Во всем доме не спала только Прасковья.

Тяжкие думы, как обложная беспросветная туча, налегли на ее сердце.

Она пожалела, что не умерла во время своей болезни, но теперь жалела не себя, а семью и особенно Леонтия.

Как всегда во всех трудных случаях жизни, и на этот раз Прасковья с горячею верой в милосердие Господа стала молиться.

Сердце ее согрелось; непроницаемую тучу горя как будто прорезал золотой луч надежды.

Старуха почувствовала знакомый ей подъем духа; откуда-то нахлынули дальние воспоминания; перед мысленным взором поплыли образы и мысли, сами собой слагавшиеся в размеренные слова и просившиеся с языка долой.

Прасковья откашлялась и слабым, мелодичным голосом начала причитывать:

«В одно времечко лежу в сарае я; носит ластушка своим детушкам кушать; рты-то у них все большие, желтые, раскрытые. Потом это долго я не случалась там. Детки выперелись, окрылились и разлетелись в разны стороны. Ложусь я на сарае в воскресный дом и слышу, как поет эта ластушка, со слезами горькими скликает своих детушек. И говорю я ей: «Ты, касатая ты ластушка, не собрать тебе милых детушек, ты поила и кормила их, ты и думала, что будут век увиваться они вкруг тебя. Ты ошиблась, моя ластушка, разлетелись твои детушки по разным сторонушкам. Ты послухай, касатая ластушка, што скажу я, сиротинушка: также я горька сиротушка, я взрастила милых детушек, я носила их по чистым полям, по тяжелым по работушкам, я хранила моих детушек я от ветров я от буйных, от дождей-то я от частыих одевала, укрывала их. Ведь я думала-надеялась, как подыму я милых детушек, мне настанет переменушка. Как возмужали мои детушки, как собрались с умом с разумом, пососкопились с могучой силой, разошлися и разъехались по чужим-дальним сторонушкам. Они кинули меня и бросили на одно во чада милого, на одно во на горького сиротушку. У меня-то, у старо й, могуча сила убавилась, то не стало хода скорого во моих-то быстрых ноженьках, а не стало-то спорынечки во моих-то во белых руках, што не стало прежней крепости во моих-то могучuх плечах, што не стало свету белого во ясных очах.

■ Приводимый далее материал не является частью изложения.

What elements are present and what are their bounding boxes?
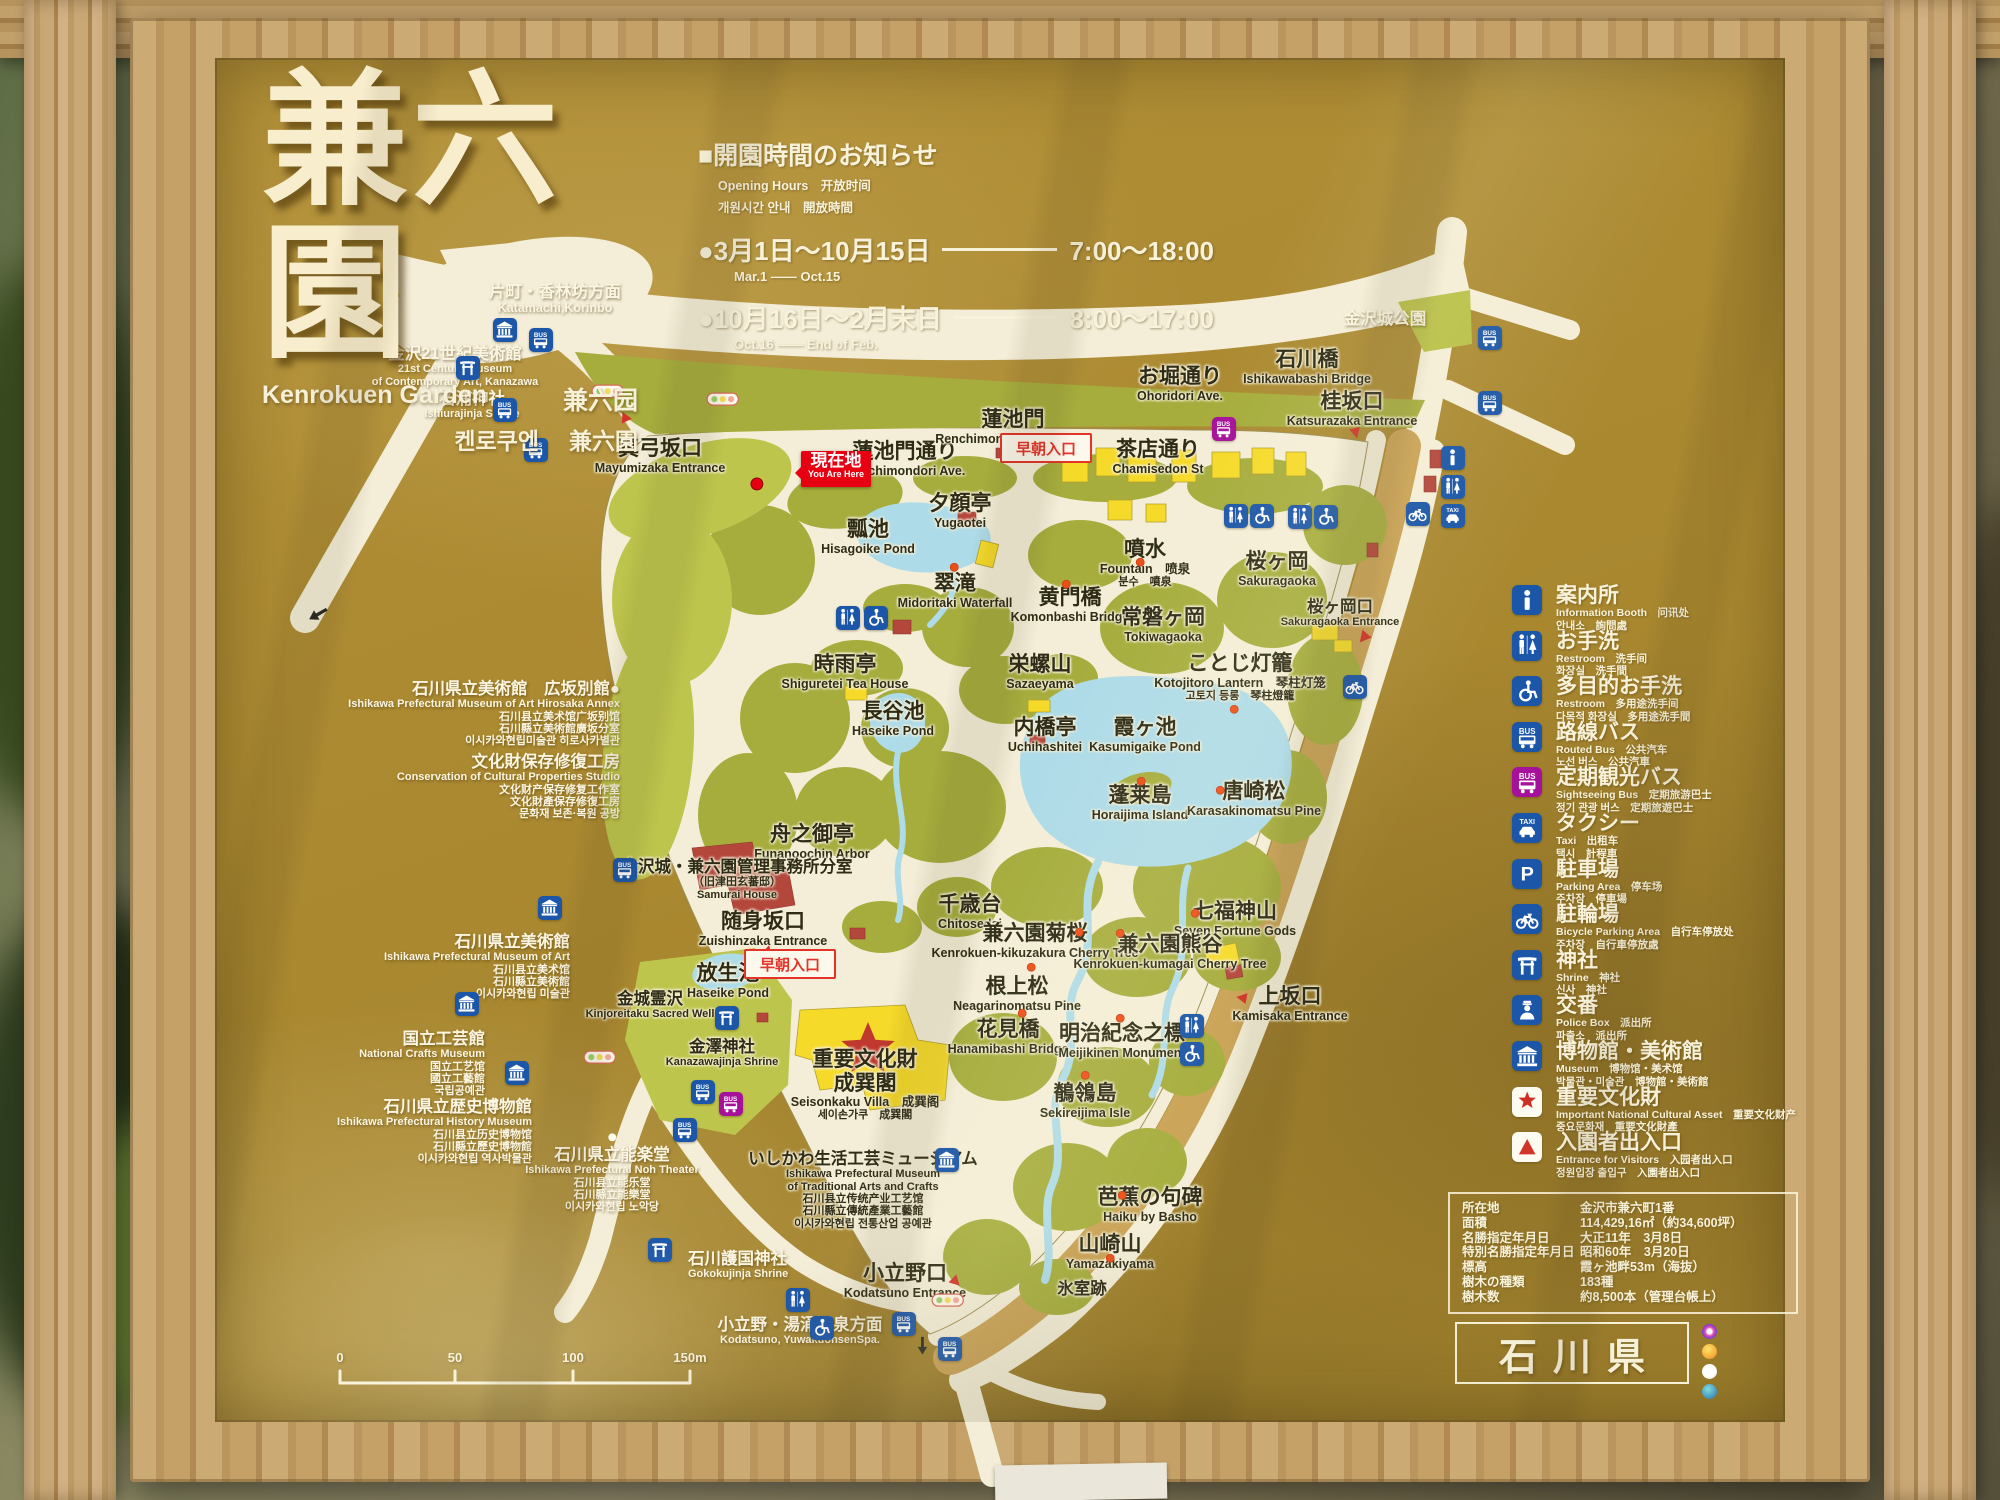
tokiwagaoka: 常磐ヶ岡Tokiwagaoka [1121,606,1205,644]
bus2-icon: BUS [719,1092,743,1116]
legend-item-taxi: TAXI タクシー Taxi 出租车택시 計程車 [1512,813,1640,860]
info-row: 名勝指定年月日大正11年 3月8日 [1462,1231,1784,1246]
svg-text:BUS: BUS [696,1084,709,1091]
dot-icon [1228,703,1241,716]
info-row: 標高霞ヶ池畔53m（海抜） [1462,1260,1784,1275]
museum-icon [505,1061,529,1085]
meijikinen-monument: 明治紀念之標Meijikinen Monument [1058,1022,1185,1060]
legend-item-police: 交番 Police Box 派出所파출소 派出所 [1512,995,1652,1042]
title-block: 兼六園 Kenrokuen Garden 兼六园 켄로쿠엔 兼六園 [262,64,638,456]
uchihashitei: 内橋亭Uchihashitei [1008,716,1082,754]
samurai-house: 金沢城・兼六園管理事務所分室（旧津田玄蕃邸）Samurai House [622,858,853,901]
taxi-icon: TAXI [1441,504,1465,528]
hirosaka-annex: 石川県立美術館 広坂別館●Ishikawa Prefectural Museum… [348,680,620,748]
info-row: 特別名勝指定年月日昭和60年 3月20日 [1462,1245,1784,1260]
museum-icon [455,992,479,1016]
acc-icon [1180,1042,1204,1066]
svg-text:BUS: BUS [618,862,631,869]
dot-icon [1214,784,1227,797]
legend-item-star: 重要文化財 Important National Cultural Asset … [1512,1087,1796,1134]
bike-icon [1512,904,1542,934]
svg-text:P: P [1520,864,1533,886]
map-overlay: 兼六園 Kenrokuen Garden 兼六园 켄로쿠엔 兼六園 ■開園時間の… [0,0,2000,1500]
pref-art-museum: 石川県立美術館Ishikawa Prefectural Museum of Ar… [384,933,570,1001]
seisonkaku-villa: 重要文化財成巽閣Seisonkaku Villa 成巽阁세이손가쿠 成巽閣 [791,1048,939,1121]
ohoridori-ave: お堀通りOhoridori Ave. [1137,365,1223,403]
legend-item-museum: 博物館・美術館 Museum 博物馆・美术馆박물관・미술관 博物館・美術館 [1512,1041,1708,1088]
basho-haiku: 芭蕉の句碑Haiku by Basho [1098,1186,1203,1224]
signal-icon [704,380,742,418]
dash-line [942,248,1057,251]
scale-tick: 0 [336,1350,343,1365]
dot-icon [1060,578,1073,591]
svg-text:TAXI: TAXI [1447,509,1460,515]
dot-icon [948,561,961,574]
early-morning-entrance-badge: 早朝入口 [744,949,836,979]
sakuragaoka: 桜ヶ岡Sakuragaoka [1238,550,1316,588]
scale-tick: 50 [448,1350,462,1365]
star-icon [1512,1087,1542,1117]
opening-hours-sub-kr: 개원시간 안내 開放時間 [718,197,1214,216]
torii-icon [1512,950,1542,980]
title-korean: 켄로쿠엔 [454,422,539,456]
history-museum: 石川県立歴史博物館Ishikawa Prefectural History Mu… [337,1098,532,1166]
kasumigaike-pond: 霞ヶ池Kasumigaike Pond [1089,716,1201,754]
haseike-pond: 長谷池Haseike Pond [852,700,934,738]
gokoku-shrine: 石川護国神社Gokokujinja Shrine [688,1250,788,1281]
sakuragaoka-entrance: 桜ヶ岡口Sakuragaoka Entrance [1281,598,1400,629]
wc-icon [1180,1014,1204,1038]
dot-icon [1079,1069,1092,1082]
svg-text:TAXI: TAXI [1519,819,1535,826]
dot-icon [1073,926,1086,939]
kumagai-cherry: 兼六園熊谷Kenrokuen-kumagai Cherry Tree [1073,933,1266,971]
color-dots [1702,1324,1717,1404]
kinjoreitaku-well: 金城霊沢Kinjoreitaku Sacred Well [586,990,715,1021]
museum-icon [935,1148,959,1172]
orange-dot-icon [1702,1344,1717,1359]
noh-theater: 石川県立能楽堂Ishikawa Prefectural Noh Theater石… [525,1146,699,1214]
himuro-remains: 氷室跡 [1057,1280,1107,1298]
dot-icon [1134,556,1147,569]
acc-icon [1512,676,1542,706]
castle-park: 金沢城公園 [1344,310,1427,328]
funanoochin-arbor: 舟之御亭Funanoochin Arbor [754,823,870,861]
legend-item-bus: BUS 路線バス Routed Bus 公共汽车노선 버스 公共汽車 [1512,722,1667,769]
bike-icon [1343,675,1367,699]
hours-row-summer: ●3月1日～10月15日 7:00～18:00 [698,231,1214,268]
svg-text:BUS: BUS [1483,395,1496,402]
svg-text:BUS: BUS [943,1341,956,1348]
acc-icon [1314,505,1338,529]
legend-item-p: P 駐車場 Parking Area 停车场주차장 停車場 [1512,859,1662,906]
legend-item-bike: 駐輪場 Bicycle Parking Area 自行车停放处주차장 自行車停放… [1512,904,1734,951]
info-row: 面積114,429,16㎡（約34,600坪） [1462,1216,1784,1231]
wc-icon [836,606,860,630]
sazaeyama: 栄螺山Sazaeyama [1006,653,1073,691]
karasakinomatsu-pine: 唐崎松Karasakinomatsu Pine [1187,780,1321,818]
wdot-icon [606,1131,618,1143]
sekireijima-isle: 鶺鴒島Sekireijima Isle [1040,1082,1130,1120]
katsurazaka-entrance: 桂坂口Katsurazaka Entrance [1287,390,1418,428]
bus2-icon: BUS [1512,767,1542,797]
kanazawajinja-shrine: 金澤神社Kanazawajinja Shrine [666,1038,778,1069]
bus-icon: BUS [938,1337,962,1361]
svg-text:BUS: BUS [1519,726,1536,735]
yugaotei: 夕顔亭Yugaotei [929,492,992,530]
scale-tick: 100 [562,1350,584,1365]
opening-hours-heading: ■開園時間のお知らせ [698,136,1214,172]
tri-icon [1232,988,1252,1008]
hisagoike-pond: 瓢池Hisagoike Pond [821,518,915,556]
dot-icon [1104,1252,1117,1265]
hanamibashi-bridge: 花見橋Hanamibashi Bridge [948,1018,1069,1056]
conservation-studio: 文化財保存修復工房Conservation of Cultural Proper… [397,753,620,821]
taxi-icon: TAXI [1512,813,1542,843]
bus-icon: BUS [1478,326,1502,350]
ishikawabashi-bridge: 石川橋Ishikawabashi Bridge [1243,348,1371,386]
bike-icon [1406,502,1430,526]
tri-icon [1512,1132,1542,1162]
chamisedon-st: 茶店通りChamisedon St [1113,438,1204,476]
opening-hours-panel: ■開園時間のお知らせ Opening Hours 开放时间 개원시간 안내 開放… [698,136,1214,352]
wc-icon [1224,504,1248,528]
legend-item-info: 案内所 Information Booth 问讯处안내소 詢問處 [1512,585,1689,632]
acc-icon [810,1316,834,1340]
title-chinese: 兼六园 [563,381,638,417]
svg-text:BUS: BUS [897,1316,910,1323]
early-morning-entrance-badge: 早朝入口 [1000,433,1092,463]
dot-icon [1135,775,1148,788]
park-info-box: 所在地金沢市兼六町1番面積114,429,16㎡（約34,600坪）名勝指定年月… [1448,1192,1798,1314]
p-icon: P [1512,859,1542,889]
dot-icon [1025,961,1038,974]
info-row: 樹木数約8,500本（管理台帳上） [1462,1290,1784,1305]
dot-icon [1116,1189,1129,1202]
acc-icon [1250,504,1274,528]
page-title: 兼六園 [262,64,638,371]
svg-text:BUS: BUS [678,1122,691,1129]
legend-item-acc: 多目的お手洗 Restroom 多用途洗手间다목적 화장실 多用途洗手間 [1512,676,1690,723]
dot-icon [1189,907,1202,920]
horaijima-island: 蓬莱島Horaijima Island [1092,784,1189,822]
legend-item-wc: お手洗 Restroom 洗手间화장실 洗手間 [1512,631,1647,678]
signal-icon [581,1038,619,1076]
torii-icon [715,1006,739,1030]
blue-dot-icon [1702,1384,1717,1399]
wc-icon [1288,505,1312,529]
police-icon [1512,995,1542,1025]
shiguretei: 時雨亭Shiguretei Tea House [782,653,909,691]
dot-icon [1114,1012,1127,1025]
bus-icon: BUS [673,1118,697,1142]
svg-text:BUS: BUS [1217,421,1230,428]
info-icon [1512,585,1542,615]
small-sign-bottom [995,1463,1168,1500]
dot-icon [1016,1007,1029,1020]
title-korean-hanja: 兼六園 [569,422,638,456]
tri-icon [1346,423,1366,443]
arrow-icon [909,1332,935,1358]
komonbashi-bridge: 黄門橋Komonbashi Bridge [1011,586,1130,624]
prefecture-box: 石川県 [1455,1322,1689,1384]
bus-icon: BUS [1512,722,1542,752]
bus-icon: BUS [1478,391,1502,415]
acc-icon [864,606,888,630]
svg-text:BUS: BUS [724,1096,737,1103]
kodatsuno-direction: 小立野・湯涌温泉方面Kodatsuno, YuwakuonsenSpa. [718,1316,883,1347]
legend-item-torii: 神社 Shrine 神社신사 神社 [1512,950,1620,997]
midoritaki-waterfall: 翠滝Midoritaki Waterfall [898,572,1013,610]
museum-icon [1512,1041,1542,1071]
scale-tick: 150m [673,1350,706,1365]
title-english: Kenrokuen Garden [262,381,487,417]
kotojitoro-lantern: ことじ灯籠Kotojitoro Lantern 琴柱灯笼고토지 등롱 琴柱燈籠 [1154,652,1326,702]
svg-text:BUS: BUS [1483,330,1496,337]
bus-icon: BUS [613,858,637,882]
info-row: 樹木の種類183種 [1462,1275,1784,1290]
legend-item-bus2: BUS 定期観光バス Sightseeing Bus 定期旅游巴士정기 관광 버… [1512,767,1712,814]
bus-icon: BUS [691,1080,715,1104]
wc-icon [1512,631,1542,661]
legend-item-tri: 入園者出入口 Entrance for Visitors 入园者出入口정원입장 … [1512,1132,1733,1179]
wc-icon [1441,475,1465,499]
svg-text:BUS: BUS [1519,772,1536,781]
opening-hours-sub-en: Opening Hours 开放时间 [718,175,1214,194]
info-row: 所在地金沢市兼六町1番 [1462,1201,1784,1216]
tri-icon [946,1272,966,1292]
museum-icon [538,896,562,920]
rainbow-dot-icon [1702,1324,1717,1339]
national-crafts-museum: 国立工芸館National Crafts Museum国立工艺馆國立工藝館국립공… [359,1030,485,1098]
arrow-icon [303,599,333,629]
yahdot-icon [748,475,766,493]
bus2-icon: BUS [1212,417,1236,441]
info-icon [1441,446,1465,470]
wc-icon [786,1288,810,1312]
dash-line [954,316,1057,319]
tri-icon [1353,627,1375,649]
torii-icon [648,1238,672,1262]
dot-icon [1114,927,1127,940]
you-are-here-badge: 現在地 You Are Here [801,451,871,487]
signboard-photo: 兼六園 Kenrokuen Garden 兼六园 켄로쿠엔 兼六園 ■開園時間の… [0,0,2000,1500]
white-dot-icon [1702,1364,1717,1379]
hours-row-winter: ●10月16日～2月末日 8:00～17:00 [698,299,1214,336]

Пристегла меня старость глубокая, и худо стало мое здоровьице. И теперь прошу я, сиротинушка, свою скорую смерёдушку. Верно, заблудилась она, голубушка, во темных лесах, позапала снежком белым в оврагах глыбокиих. Верно, ждать мне, сиротинушке, весны красные, как пойдут-то дожди частые, как омоют снежки белые, как пригреет красно солнышко, как обсохнет трава шелковая. Она выйдет, она выпутается из лесов она из темныих, из травушек шелковыих, из оврагов из глыбокиих. Она выйдет на широку путь-дороженьку, подойдет к нам под окошечко, постучится и позовет меня. Я раскрою ей настежь воротушки, поклонюся ей до мать-сырой земли, поцелую ейну рученьку и скажу так, моей смерёдушке: «Гостья жданная, жаланная, прошу пожаловать. Мне наскучило тут, наприскучило. Износилось мое тело белое, уходились резвы ноженьки, умахались сильны рученьки и пропало все мое здоровьице. Ты возьми скорей отсюда мою душеньку, отнеси к родимой матушке да к моим умёршим детушкам…»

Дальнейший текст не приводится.